What part 2 of the GiACTA trial means for Australia

3 minute read


The study results we've all been waiting for – part 2 of the GiACTA trial – have been announced at EULAR this week, but there are still a few “unanswered questions”, an Australian rheumatologist says


The study results we’ve all been waiting for – part 2 of the GiACTA trial – have been announced at EULAR, but there were still a few “unanswered questions”, an Australian rheumatologist says.

Part 1 of the GiACTA trial, reported in NEJM in 2017, examined the effect of a one-year course of tocilizumab in around 250 patients with giant cell arteritis. 

The trial found that a weekly or fortnightly dose of tocilizumab given for 52 weeks could put over half of GCA patients into glucocorticoid-free remission.

At the one-year mark, patients stopped the biologic therapy.

The trial results unveiled by Harvard University rheumatologist Professor John Stone at EULAR last week showed what happened during the two-year extension of the GiACTA trial.

Professor Stone reported that nearly half of these patients stayed in steroid-free remission for the second part of the trial.

Over 50% of patients in the tocilizumab group relapsed in the second and third years of the GiACTA trial.

But patients who had a flare were treated with another course of tocilizumab, which put them back into clinical remission.

Finding a replacement for steroids has long been a goal in GCA research because steroids have devastating side effects in older women, raising the risk of osteoporosis and fractures.

The study was particularly relevant for Australian rheumatologists as tocilizumab for GCA was recently pushed along to the next stage of the PBS approval process by PBAC and could soon be affordable for patients.

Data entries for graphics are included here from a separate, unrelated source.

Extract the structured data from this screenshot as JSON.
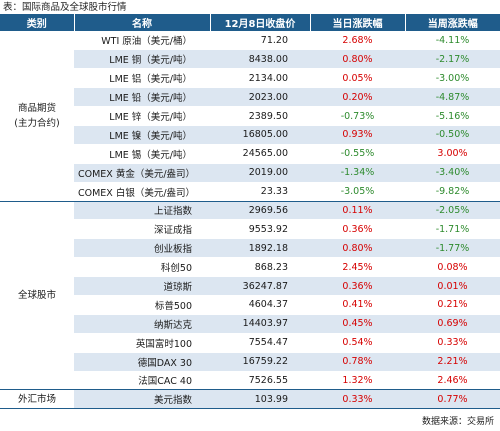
{
  "caption": "表：国际商品及全球股市行情",
  "headers": {
    "category": "类别",
    "name": "名称",
    "close": "12月8日收盘价",
    "day": "当日涨跌幅",
    "week": "当周涨跌幅"
  },
  "groups": [
    {
      "category": "商品期货\n(主力合约)",
      "rows": [
        {
          "name": "WTI 原油（美元/桶）",
          "close": "71.20",
          "day": "2.68%",
          "week": "-4.11%"
        },
        {
          "name": "LME 铜（美元/吨）",
          "close": "8438.00",
          "day": "0.80%",
          "week": "-2.17%"
        },
        {
          "name": "LME 铝（美元/吨）",
          "close": "2134.00",
          "day": "0.05%",
          "week": "-3.00%"
        },
        {
          "name": "LME 铅（美元/吨）",
          "close": "2023.00",
          "day": "0.20%",
          "week": "-4.87%"
        },
        {
          "name": "LME 锌（美元/吨）",
          "close": "2389.50",
          "day": "-0.73%",
          "week": "-5.16%"
        },
        {
          "name": "LME 镍（美元/吨）",
          "close": "16805.00",
          "day": "0.93%",
          "week": "-0.50%"
        },
        {
          "name": "LME 锡（美元/吨）",
          "close": "24565.00",
          "day": "-0.55%",
          "week": "3.00%"
        },
        {
          "name": "COMEX 黄金（美元/盎司）",
          "close": "2019.00",
          "day": "-1.34%",
          "week": "-3.40%"
        },
        {
          "name": "COMEX 白银（美元/盎司）",
          "close": "23.33",
          "day": "-3.05%",
          "week": "-9.82%"
        }
      ]
    },
    {
      "category": "全球股市",
      "rows": [
        {
          "name": "上证指数",
          "close": "2969.56",
          "day": "0.11%",
          "week": "-2.05%"
        },
        {
          "name": "深证成指",
          "close": "9553.92",
          "day": "0.36%",
          "week": "-1.71%"
        },
        {
          "name": "创业板指",
          "close": "1892.18",
          "day": "0.80%",
          "week": "-1.77%"
        },
        {
          "name": "科创50",
          "close": "868.23",
          "day": "2.45%",
          "week": "0.08%"
        },
        {
          "name": "道琼斯",
          "close": "36247.87",
          "day": "0.36%",
          "week": "0.01%"
        },
        {
          "name": "标普500",
          "close": "4604.37",
          "day": "0.41%",
          "week": "0.21%"
        },
        {
          "name": "纳斯达克",
          "close": "14403.97",
          "day": "0.45%",
          "week": "0.69%"
        },
        {
          "name": "英国富时100",
          "close": "7554.47",
          "day": "0.54%",
          "week": "0.33%"
        },
        {
          "name": "德国DAX 30",
          "close": "16759.22",
          "day": "0.78%",
          "week": "2.21%"
        },
        {
          "name": "法国CAC 40",
          "close": "7526.55",
          "day": "1.32%",
          "week": "2.46%"
        }
      ]
    },
    {
      "category": "外汇市场",
      "rows": [
        {
          "name": "美元指数",
          "close": "103.99",
          "day": "0.33%",
          "week": "0.77%"
        }
      ]
    }
  ],
  "source": "数据来源：交易所",
  "colors": {
    "header_bg": "#1f5c8b",
    "stripe": "#dce6f1",
    "up": "#d60000",
    "down": "#2e8b2e"
  }
}
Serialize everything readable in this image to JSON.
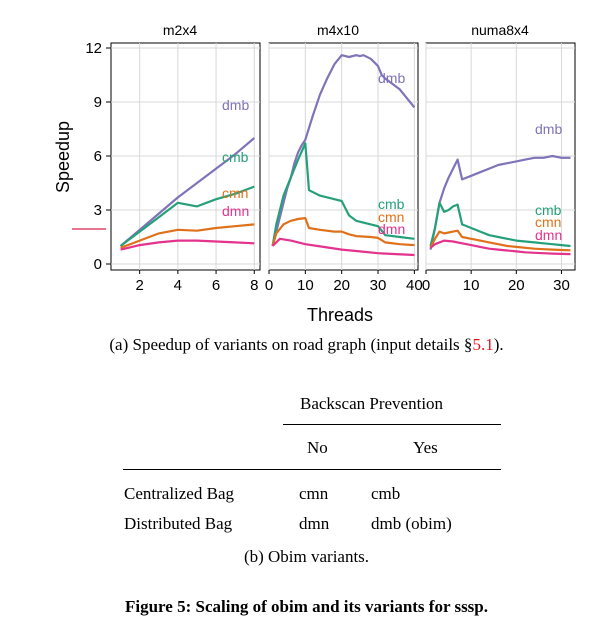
{
  "chart_data": {
    "type": "line",
    "ylabel": "Speedup",
    "xlabel": "Threads",
    "ylim": [
      0,
      12
    ],
    "y_ticks": [
      0,
      3,
      6,
      9,
      12
    ],
    "colors": {
      "dmb": "#7e74b8",
      "cmb": "#26a07a",
      "cmn": "#e0711b",
      "dmn": "#e3338c"
    },
    "panels": [
      {
        "title": "m2x4",
        "xlim": [
          0.5,
          8.3
        ],
        "x_ticks": [
          2,
          4,
          6,
          8
        ],
        "series": [
          {
            "name": "dmb",
            "x": [
              1,
              2,
              3,
              4,
              5,
              6,
              7,
              8
            ],
            "y": [
              1.0,
              1.9,
              2.8,
              3.7,
              4.5,
              5.3,
              6.1,
              7.0
            ]
          },
          {
            "name": "cmb",
            "x": [
              1,
              2,
              3,
              4,
              5,
              6,
              7,
              8
            ],
            "y": [
              1.0,
              1.8,
              2.6,
              3.4,
              3.2,
              3.6,
              3.9,
              4.3
            ]
          },
          {
            "name": "cmn",
            "x": [
              1,
              2,
              3,
              4,
              5,
              6,
              7,
              8
            ],
            "y": [
              0.9,
              1.3,
              1.7,
              1.9,
              1.85,
              2.0,
              2.1,
              2.2
            ]
          },
          {
            "name": "dmn",
            "x": [
              1,
              2,
              3,
              4,
              5,
              6,
              7,
              8
            ],
            "y": [
              0.8,
              1.05,
              1.2,
              1.3,
              1.3,
              1.25,
              1.2,
              1.15
            ]
          }
        ]
      },
      {
        "title": "m4x10",
        "xlim": [
          0,
          41
        ],
        "x_ticks": [
          0,
          10,
          20,
          30,
          40
        ],
        "series": [
          {
            "name": "dmb",
            "x": [
              1,
              2,
              3,
              4,
              5,
              6,
              7,
              8,
              9,
              10,
              12,
              14,
              16,
              18,
              20,
              22,
              24,
              25,
              26,
              28,
              30,
              31,
              32,
              34,
              36,
              38,
              40
            ],
            "y": [
              1.0,
              1.8,
              2.6,
              3.4,
              4.2,
              4.8,
              5.6,
              6.2,
              6.6,
              6.9,
              8.2,
              9.4,
              10.3,
              11.1,
              11.6,
              11.5,
              11.6,
              11.55,
              11.6,
              11.4,
              11.0,
              10.5,
              10.3,
              10.0,
              9.7,
              9.2,
              8.7
            ]
          },
          {
            "name": "cmb",
            "x": [
              1,
              2,
              4,
              6,
              8,
              10,
              11,
              14,
              18,
              20,
              22,
              24,
              28,
              30,
              32,
              36,
              40
            ],
            "y": [
              1.0,
              2.2,
              3.8,
              4.8,
              5.8,
              6.7,
              4.1,
              3.8,
              3.6,
              3.5,
              2.7,
              2.4,
              2.2,
              2.1,
              1.6,
              1.5,
              1.4
            ]
          },
          {
            "name": "cmn",
            "x": [
              1,
              2,
              4,
              6,
              8,
              10,
              11,
              14,
              18,
              20,
              22,
              24,
              28,
              30,
              32,
              36,
              40
            ],
            "y": [
              1.0,
              1.7,
              2.2,
              2.4,
              2.5,
              2.55,
              2.0,
              1.9,
              1.8,
              1.8,
              1.65,
              1.55,
              1.5,
              1.45,
              1.2,
              1.1,
              1.05
            ]
          },
          {
            "name": "dmn",
            "x": [
              1,
              3,
              6,
              10,
              15,
              20,
              25,
              30,
              35,
              40
            ],
            "y": [
              1.0,
              1.4,
              1.3,
              1.1,
              0.95,
              0.8,
              0.7,
              0.6,
              0.55,
              0.5
            ]
          }
        ]
      },
      {
        "title": "numa8x4",
        "xlim": [
          0,
          33
        ],
        "x_ticks": [
          0,
          10,
          20,
          30
        ],
        "series": [
          {
            "name": "dmb",
            "x": [
              1,
              2,
              3,
              4,
              5,
              6,
              7,
              8,
              9,
              10,
              12,
              14,
              16,
              18,
              20,
              22,
              24,
              26,
              28,
              30,
              32
            ],
            "y": [
              0.8,
              2.0,
              3.4,
              4.2,
              4.8,
              5.3,
              5.8,
              4.7,
              4.8,
              4.9,
              5.1,
              5.3,
              5.5,
              5.6,
              5.7,
              5.8,
              5.9,
              5.9,
              6.0,
              5.9,
              5.9
            ]
          },
          {
            "name": "cmb",
            "x": [
              1,
              2,
              3,
              4,
              5,
              6,
              7,
              8,
              10,
              12,
              14,
              16,
              18,
              20,
              22,
              24,
              26,
              28,
              30,
              32
            ],
            "y": [
              1.0,
              2.0,
              3.4,
              2.9,
              3.0,
              3.2,
              3.3,
              2.2,
              2.0,
              1.8,
              1.6,
              1.5,
              1.4,
              1.3,
              1.25,
              1.2,
              1.15,
              1.1,
              1.05,
              1.0
            ]
          },
          {
            "name": "cmn",
            "x": [
              1,
              2,
              3,
              4,
              5,
              6,
              7,
              8,
              10,
              12,
              14,
              16,
              18,
              20,
              22,
              24,
              26,
              28,
              30,
              32
            ],
            "y": [
              0.9,
              1.4,
              1.8,
              1.7,
              1.75,
              1.8,
              1.85,
              1.5,
              1.4,
              1.3,
              1.2,
              1.1,
              1.0,
              0.95,
              0.9,
              0.85,
              0.82,
              0.8,
              0.78,
              0.76
            ]
          },
          {
            "name": "dmn",
            "x": [
              1,
              2,
              4,
              6,
              8,
              10,
              12,
              14,
              16,
              18,
              20,
              22,
              24,
              26,
              28,
              30,
              32
            ],
            "y": [
              0.9,
              1.1,
              1.3,
              1.25,
              1.15,
              1.05,
              0.95,
              0.85,
              0.8,
              0.75,
              0.7,
              0.65,
              0.62,
              0.6,
              0.58,
              0.56,
              0.55
            ]
          }
        ]
      }
    ]
  },
  "captions": {
    "sub_a_text": "(a) Speedup of variants on road graph (input details §",
    "sub_a_ref": "5.1",
    "sub_a_end": ").",
    "sub_b": "(b) Obim variants.",
    "figure": "Figure 5: Scaling of obim and its variants for sssp."
  },
  "table": {
    "group_header": "Backscan Prevention",
    "col_no": "No",
    "col_yes": "Yes",
    "rows": [
      {
        "label": "Centralized Bag",
        "no": "cmn",
        "yes": "cmb"
      },
      {
        "label": "Distributed Bag",
        "no": "dmn",
        "yes": "dmb (obim)"
      }
    ]
  }
}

However, the GiACTA trial left rheumatologists with some “unanswered questions”, said Professor Catherine Hill, a rheumatologist based in Adelaide and the vice-president of the Australian Rheumatology Association.

The GiACTA trial had a 20% drop-out rate, with only 197 patients completing the three years.

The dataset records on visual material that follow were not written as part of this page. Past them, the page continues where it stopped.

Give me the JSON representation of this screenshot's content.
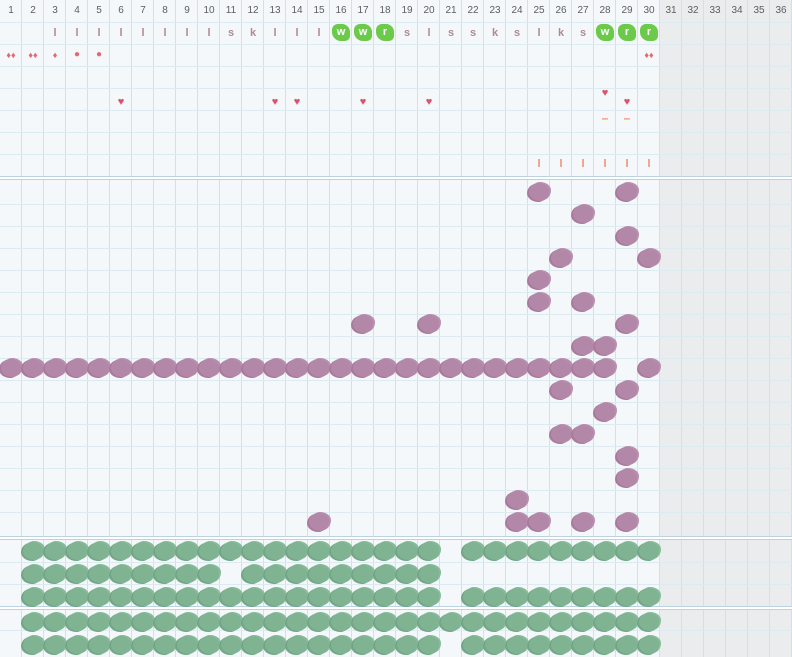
{
  "days": [
    "1",
    "2",
    "3",
    "4",
    "5",
    "6",
    "7",
    "8",
    "9",
    "10",
    "11",
    "12",
    "13",
    "14",
    "15",
    "16",
    "17",
    "18",
    "19",
    "20",
    "21",
    "22",
    "23",
    "24",
    "25",
    "26",
    "27",
    "28",
    "29",
    "30",
    "31",
    "32",
    "33",
    "34",
    "35",
    "36"
  ],
  "codes": [
    {
      "day": 3,
      "t": "l"
    },
    {
      "day": 4,
      "t": "l"
    },
    {
      "day": 5,
      "t": "l"
    },
    {
      "day": 6,
      "t": "l"
    },
    {
      "day": 7,
      "t": "l"
    },
    {
      "day": 8,
      "t": "l"
    },
    {
      "day": 9,
      "t": "l"
    },
    {
      "day": 10,
      "t": "l"
    },
    {
      "day": 11,
      "t": "s"
    },
    {
      "day": 12,
      "t": "k"
    },
    {
      "day": 13,
      "t": "l"
    },
    {
      "day": 14,
      "t": "l"
    },
    {
      "day": 15,
      "t": "l"
    },
    {
      "day": 16,
      "t": "w",
      "green": true
    },
    {
      "day": 17,
      "t": "w",
      "green": true
    },
    {
      "day": 18,
      "t": "r",
      "green": true
    },
    {
      "day": 19,
      "t": "s"
    },
    {
      "day": 20,
      "t": "l"
    },
    {
      "day": 21,
      "t": "s"
    },
    {
      "day": 22,
      "t": "s"
    },
    {
      "day": 23,
      "t": "k"
    },
    {
      "day": 24,
      "t": "s"
    },
    {
      "day": 25,
      "t": "l"
    },
    {
      "day": 26,
      "t": "k"
    },
    {
      "day": 27,
      "t": "s"
    },
    {
      "day": 28,
      "t": "w",
      "green": true
    },
    {
      "day": 29,
      "t": "r",
      "green": true
    },
    {
      "day": 30,
      "t": "r",
      "green": true
    }
  ],
  "flow_marks": [
    {
      "day": 1,
      "glyph": "♦♦"
    },
    {
      "day": 2,
      "glyph": "♦♦"
    },
    {
      "day": 3,
      "glyph": "♦"
    },
    {
      "day": 4,
      "glyph": "●"
    },
    {
      "day": 5,
      "glyph": "●"
    },
    {
      "day": 30,
      "glyph": "♦♦"
    }
  ],
  "hearts": [
    {
      "day": 6,
      "row": 0
    },
    {
      "day": 13,
      "row": 0
    },
    {
      "day": 14,
      "row": 0
    },
    {
      "day": 17,
      "row": 0
    },
    {
      "day": 20,
      "row": 0
    },
    {
      "day": 28,
      "row": -1
    },
    {
      "day": 29,
      "row": 0
    }
  ],
  "dashes": [
    {
      "day": 28
    },
    {
      "day": 29
    }
  ],
  "ticks": [
    {
      "day": 25
    },
    {
      "day": 26
    },
    {
      "day": 27
    },
    {
      "day": 28
    },
    {
      "day": 29
    },
    {
      "day": 30
    }
  ],
  "symptom_rows": [
    [
      25,
      29
    ],
    [
      27
    ],
    [
      29
    ],
    [
      26,
      30
    ],
    [
      25
    ],
    [
      25,
      27
    ],
    [
      17,
      20,
      29
    ],
    [
      27,
      28
    ],
    [
      1,
      2,
      3,
      4,
      5,
      6,
      7,
      8,
      9,
      10,
      11,
      12,
      13,
      14,
      15,
      16,
      17,
      18,
      19,
      20,
      21,
      22,
      23,
      24,
      25,
      26,
      27,
      28,
      30
    ],
    [
      26,
      29
    ],
    [
      28
    ],
    [
      26,
      27
    ],
    [
      29
    ],
    [
      29
    ],
    [
      24
    ],
    [
      15,
      24,
      25,
      27,
      29
    ]
  ],
  "habit_rows_a": [
    [
      2,
      3,
      4,
      5,
      6,
      7,
      8,
      9,
      10,
      11,
      12,
      13,
      14,
      15,
      16,
      17,
      18,
      19,
      20,
      22,
      23,
      24,
      25,
      26,
      27,
      28,
      29,
      30
    ],
    [
      2,
      3,
      4,
      5,
      6,
      7,
      8,
      9,
      10,
      12,
      13,
      14,
      15,
      16,
      17,
      18,
      19,
      20
    ],
    [
      2,
      3,
      4,
      5,
      6,
      7,
      8,
      9,
      10,
      11,
      12,
      13,
      14,
      15,
      16,
      17,
      18,
      19,
      20,
      22,
      23,
      24,
      25,
      26,
      27,
      28,
      29,
      30
    ]
  ],
  "habit_rows_b": [
    [
      2,
      3,
      4,
      5,
      6,
      7,
      8,
      9,
      10,
      11,
      12,
      13,
      14,
      15,
      16,
      17,
      18,
      19,
      20,
      21,
      22,
      23,
      24,
      25,
      26,
      27,
      28,
      29,
      30
    ],
    [
      2,
      3,
      4,
      5,
      6,
      7,
      8,
      9,
      10,
      11,
      12,
      13,
      14,
      15,
      16,
      17,
      18,
      19,
      20,
      22,
      23,
      24,
      25,
      26,
      27,
      28,
      29,
      30
    ]
  ],
  "colors": {
    "symptom": "#b387a8",
    "habit": "#7fb392",
    "code_green": "#6bca4a",
    "heart": "#d9546b",
    "tick": "#f0906e"
  }
}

“And even though it was a lot of patients in the beginning, when you start dividing it into four groups … it starts to get quite small and it starts to become a bit more difficult to interpret the results,” Professor Hill told Rheumatology Republic.

“The other thing from the first part of the trial was it seemed that the patients who were recently diagnosed had slightly different results from those patients who relapsed. The patients who got into the trial on a relapse didn’t seem to respond to the lower dose of tocilizumab.

“That wasn’t really different to placebo. In the results that Professor Stone showed today, he didn’t sub-divide them by whether they had entered GiACTAas newly-diagnosed or relapsed. So, I think that’s another query.”

The GiACTA trial also didn’t provide guidance on whether tocilizumab should be tapered or withdrawn after 12 months in patients with GCA, said Professor Hill.

“[This] is quite attractive to rheumatologists because we would think about weaning the steroids as quick as possible and then perhaps weaning tocilizumab,” she said.